Pull on a pair of virtual reality goggles, and you forget you’re in a conference room among colleagues.
The real world slips away.
Suddenly you’re standing inside a restaurant. You can walk past the dining tables, around the service counter and into the kitchen. You can reach up to the pendant lights to see if they’re high enough. You can duck below the sinks to inspect the plumbing.
“This is where the magic happens,” says John Nall, Irvine Company’s senior manager of Innovation and Enterprise Productivity, who is testing ways the company can use virtual reality to improve the design process for its retail and office spaces and homes.
Almost every facet of this virtual restaurant—from floor to ceiling, from storefront to signage to landscaping—can be customized. Want smaller light fixtures? A different floor pattern? Alternate countertops? A few mouse clicks, and your virtual world changes.
Nall calls this technology, which fits into a small suitcase, a game changer.
“This is at the cutting edge,” he says. “Very few people have this.”
Irvine Company could use this technology in several ways:
Design teams could sample different interiors and modify plans.
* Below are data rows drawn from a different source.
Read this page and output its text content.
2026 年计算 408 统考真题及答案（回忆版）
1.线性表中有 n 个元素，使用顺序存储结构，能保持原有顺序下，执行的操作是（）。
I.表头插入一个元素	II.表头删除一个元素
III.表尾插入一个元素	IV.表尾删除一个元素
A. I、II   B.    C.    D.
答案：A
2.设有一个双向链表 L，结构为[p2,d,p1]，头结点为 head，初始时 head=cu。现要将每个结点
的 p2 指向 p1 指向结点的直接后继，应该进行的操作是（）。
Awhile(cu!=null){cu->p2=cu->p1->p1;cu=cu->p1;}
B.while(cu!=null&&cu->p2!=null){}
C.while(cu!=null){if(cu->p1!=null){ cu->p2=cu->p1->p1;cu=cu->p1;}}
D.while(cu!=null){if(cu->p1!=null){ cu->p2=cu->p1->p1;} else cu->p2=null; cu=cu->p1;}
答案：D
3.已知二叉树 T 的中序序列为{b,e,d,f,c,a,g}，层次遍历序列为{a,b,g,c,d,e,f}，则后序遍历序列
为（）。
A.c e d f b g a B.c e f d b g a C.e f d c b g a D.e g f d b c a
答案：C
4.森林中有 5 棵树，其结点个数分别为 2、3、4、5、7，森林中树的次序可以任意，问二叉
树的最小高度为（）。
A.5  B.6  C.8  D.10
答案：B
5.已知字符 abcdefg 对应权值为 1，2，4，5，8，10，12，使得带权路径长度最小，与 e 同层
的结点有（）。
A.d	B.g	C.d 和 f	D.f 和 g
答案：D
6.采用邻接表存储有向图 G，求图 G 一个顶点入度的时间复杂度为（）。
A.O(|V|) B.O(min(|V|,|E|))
Office leasing teams could offer virtual tours to distant companies looking to move.
Managers could provide virtual walk-throughs to municipal planners for review, modifications and approvals.
Nall also is experimenting with “augmented reality,” which blends digital technology with the real world. To demonstrate, he holds a computer tablet over a set of architectural drawings: On-screen,the building rises in three dimensions and cars move on the street. By moving the tablet, he can view the building interactively, from any perspective he chooses.